1. Look back from where you came.
Even if you are dripping salty sweat, you won’t turn into a pillar of salt by looking backward on the trail. In fact, you may see castles and sunrises that you would have otherwise ignored.
2. There’s always another hill.
Now we are expecting them daily. The steepest inclines have largely been conquered, so some of us are pleased to say, “Bring it on.” But when it’s hot and the scenery is in short supply, a hill is a slap in the face.
3. When there’s no scenery to enjoy, you have to think or look down.
If you look down, you may see a beetle or a slug. If there’s nothing interesting beneath your feet, you ponder the mysteries of existence, creation, and why knights thought their armor was better than guerrilla warfare or better than treating your neighbor like yourself.
4. Converting kilometers to miles.
Nancy taught me a nice formula to convert kilometers to miles by multiplying times six and moving the decimal point. But now I have learned my mastery of multiplication tables is a bit rusty. Eight times six is not 56.
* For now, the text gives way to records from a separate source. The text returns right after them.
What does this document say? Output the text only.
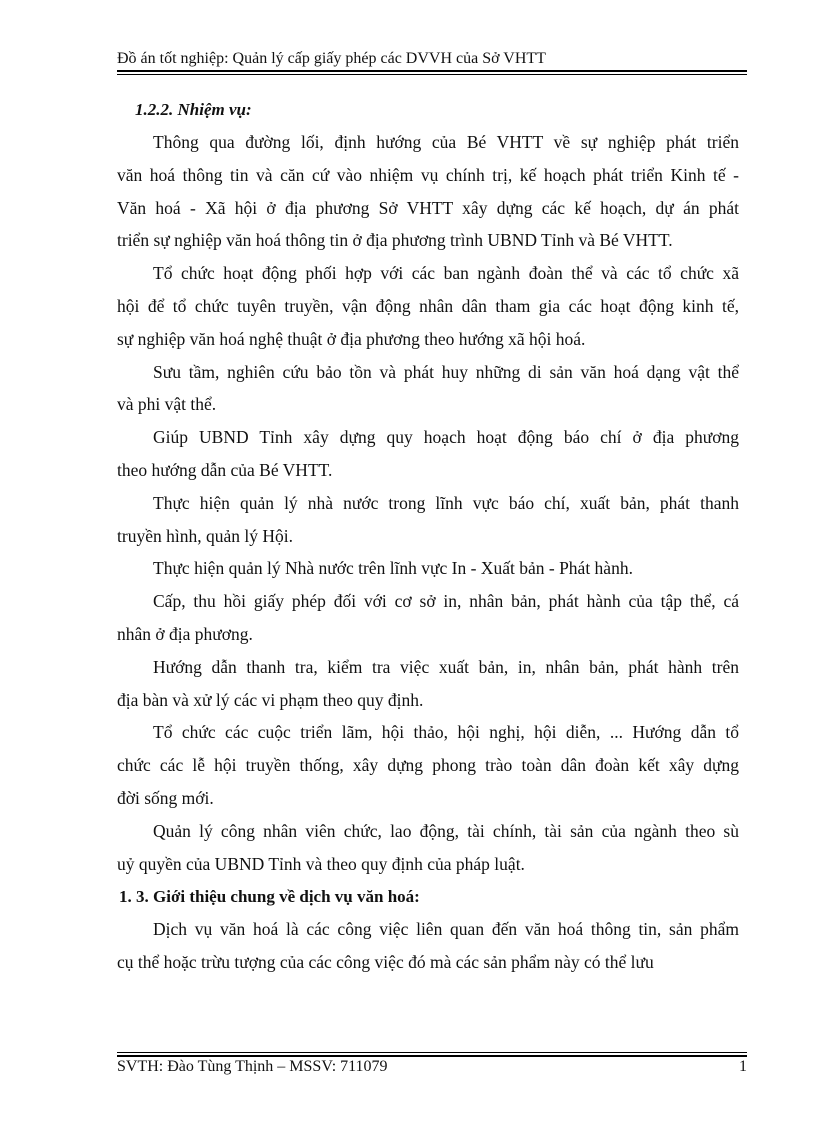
Đồ án tốt nghiệp: Quản lý cấp giấy phép các DVVH của Sở VHTT

1.2.2. Nhiệm vụ:

Thông qua đường lối, định hướng của Bé VHTT về sự nghiệp phát triển
văn hoá thông tin và căn cứ vào nhiệm vụ chính trị, kế hoạch phát triển Kinh tế -
Văn hoá - Xã hội ở địa phương Sở VHTT xây dựng các kế hoạch, dự án phát
triển sự nghiệp văn hoá thông tin ở địa phương trình UBND Tỉnh và Bé VHTT.

Tổ chức hoạt động phối hợp với các ban ngành đoàn thể và các tổ chức xã
hội để tổ chức tuyên truyền, vận động nhân dân tham gia các hoạt động kinh tế,
sự nghiệp văn hoá nghệ thuật ở địa phương theo hướng xã hội hoá.

Sưu tầm, nghiên cứu bảo tồn và phát huy những di sản văn hoá dạng vật thể
và phi vật thể.

Giúp UBND Tỉnh xây dựng quy hoạch hoạt động báo chí ở địa phương
theo hướng dẫn của Bé VHTT.

Thực hiện quản lý nhà nước trong lĩnh vực báo chí, xuất bản, phát thanh
truyền hình, quản lý Hội.

Thực hiện quản lý Nhà nước trên lĩnh vực In - Xuất bản - Phát hành.

Cấp, thu hồi giấy phép đối với cơ sở in, nhân bản, phát hành của tập thể, cá
nhân ở địa phương.

Hướng dẫn thanh tra, kiểm tra việc xuất bản, in, nhân bản, phát hành trên
địa bàn và xử lý các vi phạm theo quy định.

Tổ chức các cuộc triển lãm, hội thảo, hội nghị, hội diễn, ... Hướng dẫn tổ
chức các lễ hội truyền thống, xây dựng phong trào toàn dân đoàn kết xây dựng
đời sống mới.

Quản lý công nhân viên chức, lao động, tài chính, tài sản của ngành theo sù
uỷ quyền của UBND Tỉnh và theo quy định của pháp luật.

1. 3. Giới thiệu chung về dịch vụ văn hoá:

Dịch vụ văn hoá là các công việc liên quan đến văn hoá thông tin, sản phẩm
cụ thể hoặc trừu tượng của các công việc đó mà các sản phẩm này có thể lưu

SVTH: Đào Tùng Thịnh – MSSV: 711079	1
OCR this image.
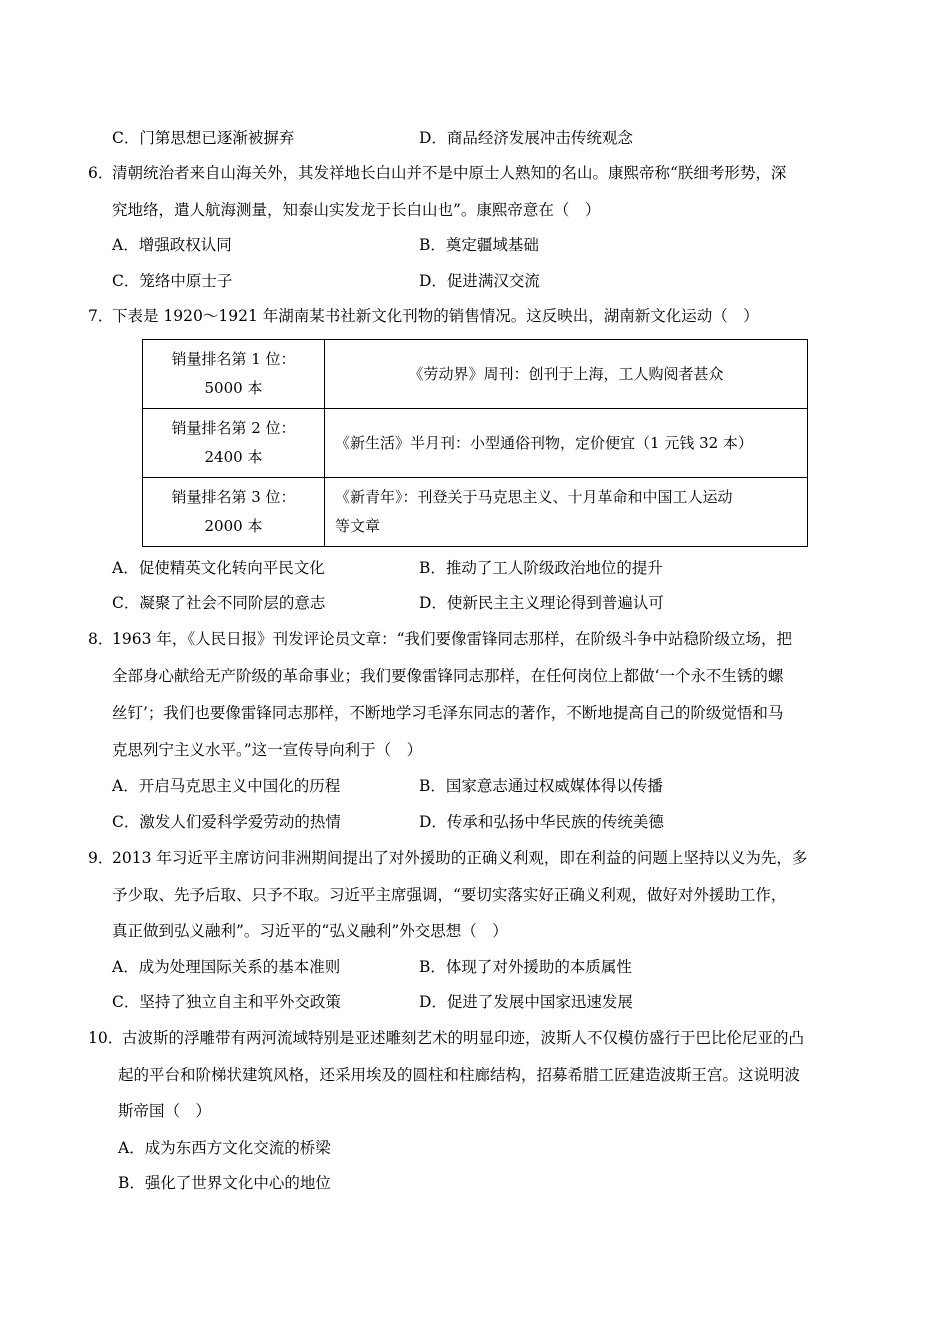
C．门第思想已逐渐被摒弃	D．商品经济发展冲击传统观念
6．
清朝统治者来自山海关外，其发祥地长白山并不是中原士人熟知的名山。康熙帝称“朕细考形势，深
究地络，遣人航海测量，知泰山实发龙于长白山也”。康熙帝意在（　）
A．增强政权认同	B．奠定疆域基础
C．笼络中原士子	D．促进满汉交流
7．
下表是 1920～1921 年湖南某书社新文化刊物的销售情况。这反映出，湖南新文化运动（　）
销量排名第 1 位：
5000 本	《劳动界》周刊：创刊于上海，工人购阅者甚众

销量排名第 2 位：
2400 本	《新生活》半月刊：小型通俗刊物，定价便宜（1 元钱 32 本）

销量排名第 3 位：
2000 本	《新青年》：刊登关于马克思主义、十月革命和中国工人运动
等文章
A．促使精英文化转向平民文化	B．推动了工人阶级政治地位的提升
C．凝聚了社会不同阶层的意志	D．使新民主主义理论得到普遍认可
8．
1963 年，《人民日报》刊发评论员文章：“我们要像雷锋同志那样，在阶级斗争中站稳阶级立场，把
全部身心献给无产阶级的革命事业；我们要像雷锋同志那样，在任何岗位上都做‘一个永不生锈的螺
丝钉’；我们也要像雷锋同志那样，不断地学习毛泽东同志的著作，不断地提高自己的阶级觉悟和马
克思列宁主义水平。”这一宣传导向利于（　）
A．开启马克思主义中国化的历程	B．国家意志通过权威媒体得以传播
C．激发人们爱科学爱劳动的热情	D．传承和弘扬中华民族的传统美德
9．
2013 年习近平主席访问非洲期间提出了对外援助的正确义利观，即在利益的问题上坚持以义为先，多
予少取、先予后取、只予不取。习近平主席强调，“要切实落实好正确义利观，做好对外援助工作，
真正做到弘义融利”。习近平的“弘义融利”外交思想（　）
A．成为处理国际关系的基本准则	B．体现了对外援助的本质属性
C．坚持了独立自主和平外交政策	D．促进了发展中国家迅速发展
10．
古波斯的浮雕带有两河流域特别是亚述雕刻艺术的明显印迹，波斯人不仅模仿盛行于巴比伦尼亚的凸
起的平台和阶梯状建筑风格，还采用埃及的圆柱和柱廊结构，招募希腊工匠建造波斯王宫。这说明波
斯帝国（　）
A．成为东西方文化交流的桥梁
B．强化了世界文化中心的地位
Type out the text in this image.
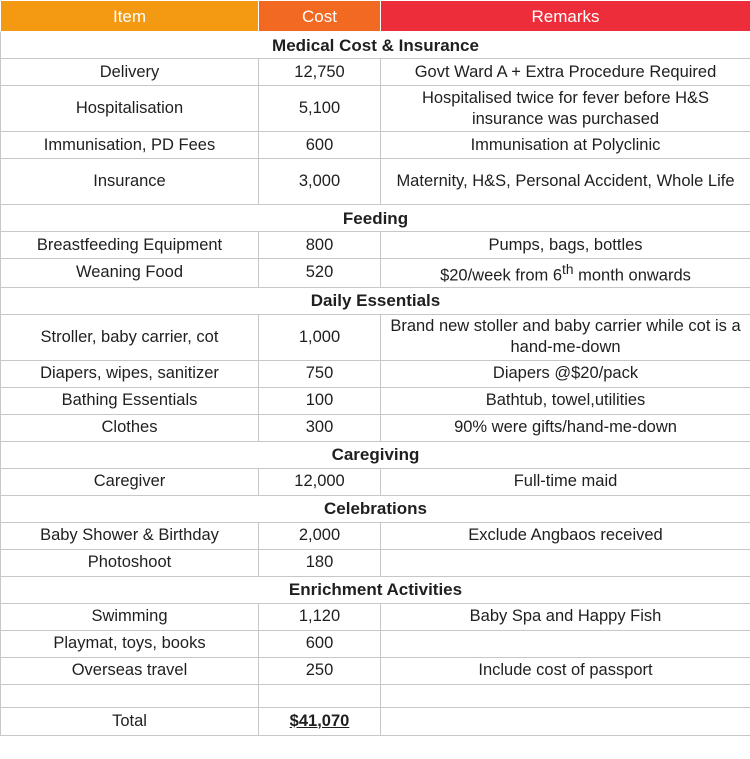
Item	Cost	Remarks
Medical Cost & Insurance		
Delivery	12,750	Govt Ward A + Extra Procedure Required
Hospitalisation	5,100	Hospitalised twice for fever before H&S insurance was purchased
Immunisation, PD Fees	600	Immunisation at Polyclinic
Insurance	3,000	Maternity, H&S, Personal Accident, Whole Life
Feeding		
Breastfeeding Equipment	800	Pumps, bags, bottles
Weaning Food	520	$20/week from 6th month onwards
Daily Essentials		
Stroller, baby carrier, cot	1,000	Brand new stoller and baby carrier while cot is a hand-me-down
Diapers, wipes, sanitizer	750	Diapers @$20/pack
Bathing Essentials	100	Bathtub, towel,utilities
Clothes	300	90% were gifts/hand-me-down
Caregiving		
Caregiver	12,000	Full-time maid
Celebrations		
Baby Shower & Birthday	2,000	Exclude Angbaos received
Photoshoot	180	
Enrichment Activities		
Swimming	1,120	Baby Spa and Happy Fish
Playmat, toys, books	600	
Overseas travel	250	Include cost of passport

Total	$41,070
5. Everyday, we can depend upon the fact that our back packs get lighter.
I have left a Seahawks hat behind. I threw away a cheap rain poncho. My vitamins are being consumed, and Nancy has left a trail of her panties in hotel rooms all across Northern Spain.
6. No one’s ever heard of Diet Coke.
Don’t use the word “Coke” on the Camino. It’s the full on “CocaCola” for starters. Thank heaven there been not a single sighting of Pepsi. But if you want to avoid all that sugar, then every single store or restaurant is pleased to you a CocaCola Zero. And if you ask for. “Diet Coke,” all you get is a head sawing “no.” I am now a Zero convert.
7. Every town has a tall church, and most towns are on a hill.
It makes sense since towns and villages were always on the defense from invaders, and the church ran everything for centuries. More importantly for today, the towers ring bells every 15 minutes, telling us civilization is near. A CocoCola Zero on ice is nearby.
8. John Deer is the tractor of choice.
Plenty of the green and yellow tractors work the fields as we pass by. I have not seen another brand. None of those all-yellow or red brands show up. Therefore, I am taking my observation as an astute stock market tip, given there is so much agriculture taking place in Northern Spain: Wheat, flax, oats, alfalfa, alongside sunflowers, onions, turnips, hogs, sheep, and cattle. Buy stock, paper stock that is, not cows.
9. The restaurant kitchens do not open until 7:30 p.m.
Entrepreneurial advice: First go for the siesta about 2 o’clock. Reopen the business about 5:30. If you have a bar and grill, serve only prepared tapas and drinks between 5:30 and 7:30. Expect a large crowd of people after 8 o’clock for dinner, even though elderly pilgrims are already asleep.
10. I am spoiled about my Internet.
I am used to blazing NASCAR-style Internet speeds at work. Freeway speeds at home. City traffic speeds at Starbucks — that’s why I am spoiled. I did not expect to being going back to 300-baud modem speeds a la 1985 to use the Internet while traveling in Spain. Granted, our stays are in very rural towns, some with less than 300 people. So I can’t say that Comcast has any fiber going through these hilltop addresses. For several days now, attempts to upload photos have been met with time-out messages, and I fall asleep waiting for an image to find it proper place on a website or archive.